Comment by throwaway328

2 months ago

Reading Barrett Brown's "My Glorious Defeats" at the moment, being reminded of that time Anonymous went after Visa, Mastercard, and others, in retaliation for them blocking payments to Wikileaks.

An action the payment companies took extrajudicially at the behest of the US government because the US gov was't happy with Wikileaks. Wikileaks' crime was that they'd been very successful at getting true information to the public about what governments were doing.

This was quite shocking to me (and at least some others, presumably) at the time, in 2011. I guess if we were taking it seriously, we would have been obliged to say: oh, how fundamentally authoritarian and anti-democratic.

When progressives/democrat/left types shout "fascism!" now on account of something Trump did or said, the cynical part of me says that a lot of them probably just want Obama/Clinton/Biden-flavoured authoritarianism rather than "ugly" lower-middle-class Trumpian authoritarianism.

Very many of us are quite critical of all authoritarianism, and don't feel like we've been represented by any presidential administration for our entire lives. Centrist liberalism isn't flashy or popular, though, and it doesn't spawn many angry rallying cries or outrage that goes viral, so you'd think that we don't exist.

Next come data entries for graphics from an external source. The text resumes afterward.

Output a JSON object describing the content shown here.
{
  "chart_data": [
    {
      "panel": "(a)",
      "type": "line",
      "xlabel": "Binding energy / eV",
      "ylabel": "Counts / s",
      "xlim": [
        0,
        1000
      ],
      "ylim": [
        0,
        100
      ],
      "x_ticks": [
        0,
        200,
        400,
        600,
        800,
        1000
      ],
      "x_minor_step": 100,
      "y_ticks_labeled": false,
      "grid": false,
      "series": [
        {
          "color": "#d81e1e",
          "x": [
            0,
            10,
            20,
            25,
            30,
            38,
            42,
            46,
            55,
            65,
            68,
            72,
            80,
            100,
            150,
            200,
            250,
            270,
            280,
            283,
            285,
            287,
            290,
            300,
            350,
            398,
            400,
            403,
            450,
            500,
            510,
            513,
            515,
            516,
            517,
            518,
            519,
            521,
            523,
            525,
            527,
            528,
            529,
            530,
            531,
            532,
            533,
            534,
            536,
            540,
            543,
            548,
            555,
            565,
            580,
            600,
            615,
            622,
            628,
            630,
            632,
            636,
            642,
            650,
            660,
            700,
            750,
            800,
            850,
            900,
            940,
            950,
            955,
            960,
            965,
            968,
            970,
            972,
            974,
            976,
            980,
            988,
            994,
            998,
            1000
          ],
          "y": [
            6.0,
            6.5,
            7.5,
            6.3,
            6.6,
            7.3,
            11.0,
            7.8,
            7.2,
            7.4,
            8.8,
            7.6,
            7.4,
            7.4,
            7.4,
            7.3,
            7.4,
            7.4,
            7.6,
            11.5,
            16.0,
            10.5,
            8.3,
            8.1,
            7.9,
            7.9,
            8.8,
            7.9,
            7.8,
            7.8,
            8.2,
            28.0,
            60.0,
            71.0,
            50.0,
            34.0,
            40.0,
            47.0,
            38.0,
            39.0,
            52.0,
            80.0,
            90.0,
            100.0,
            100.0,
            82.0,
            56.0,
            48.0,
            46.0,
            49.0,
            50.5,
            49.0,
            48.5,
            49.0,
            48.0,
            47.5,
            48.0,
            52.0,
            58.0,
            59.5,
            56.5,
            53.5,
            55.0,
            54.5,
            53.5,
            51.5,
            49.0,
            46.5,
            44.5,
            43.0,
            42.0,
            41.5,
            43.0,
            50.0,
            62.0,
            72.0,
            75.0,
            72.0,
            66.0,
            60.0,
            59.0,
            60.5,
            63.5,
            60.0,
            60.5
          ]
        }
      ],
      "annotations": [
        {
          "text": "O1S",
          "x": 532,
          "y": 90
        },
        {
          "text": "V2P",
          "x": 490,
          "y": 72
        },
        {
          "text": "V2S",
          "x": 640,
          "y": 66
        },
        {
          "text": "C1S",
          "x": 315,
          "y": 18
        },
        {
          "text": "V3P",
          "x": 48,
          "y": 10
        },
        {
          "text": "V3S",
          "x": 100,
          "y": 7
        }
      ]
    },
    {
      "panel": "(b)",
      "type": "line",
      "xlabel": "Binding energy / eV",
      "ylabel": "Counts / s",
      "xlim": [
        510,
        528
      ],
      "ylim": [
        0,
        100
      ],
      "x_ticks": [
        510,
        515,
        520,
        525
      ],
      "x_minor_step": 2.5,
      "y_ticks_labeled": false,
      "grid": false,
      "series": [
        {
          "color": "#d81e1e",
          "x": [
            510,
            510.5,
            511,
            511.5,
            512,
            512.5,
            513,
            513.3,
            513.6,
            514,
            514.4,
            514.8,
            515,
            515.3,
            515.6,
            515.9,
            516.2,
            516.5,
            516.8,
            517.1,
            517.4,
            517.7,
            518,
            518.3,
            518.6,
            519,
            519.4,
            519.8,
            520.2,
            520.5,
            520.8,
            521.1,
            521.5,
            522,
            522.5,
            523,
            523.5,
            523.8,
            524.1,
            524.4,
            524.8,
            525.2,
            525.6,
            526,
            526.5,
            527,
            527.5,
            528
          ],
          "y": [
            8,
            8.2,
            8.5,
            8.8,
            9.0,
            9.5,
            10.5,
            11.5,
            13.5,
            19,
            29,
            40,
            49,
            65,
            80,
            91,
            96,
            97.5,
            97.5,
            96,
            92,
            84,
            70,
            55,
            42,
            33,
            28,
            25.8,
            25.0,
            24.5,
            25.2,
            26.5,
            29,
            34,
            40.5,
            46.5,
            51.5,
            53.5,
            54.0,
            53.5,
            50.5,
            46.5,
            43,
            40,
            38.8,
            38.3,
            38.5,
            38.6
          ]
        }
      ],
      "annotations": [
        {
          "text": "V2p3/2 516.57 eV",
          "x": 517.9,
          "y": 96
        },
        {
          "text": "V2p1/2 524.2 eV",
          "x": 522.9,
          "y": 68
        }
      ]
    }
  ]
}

The current flavor of authoritarianism is quite bad, though, and does distastefully wear its hypocrisy on its sleeves.

  • If "centrist liberal" means being critical of all authoritarianism, from Obama to Trump, where would the democrats lie in this political balance?

    I ask sincerely here. That would be a centre which would be ten miles left of where the centre seems to be, from where I'm sitting. Curious to know how you view the political spectrum to arrive at this framework.

    For example, Macron might be a good example. How would you classify his politics, based on the above framing?

Blocking payments to wikileaks is on a totally different level than deporting citizens to random countries because they said something mean about you.

  • I agree, the deporting of citizens is much worse in real terms.

    They're both fundamentally anti-democratic, is what I meant. In both cases, the political / business class controlling the state is utilising private and public institutions to further their aims, with little to no care for law, morality, or even common decency.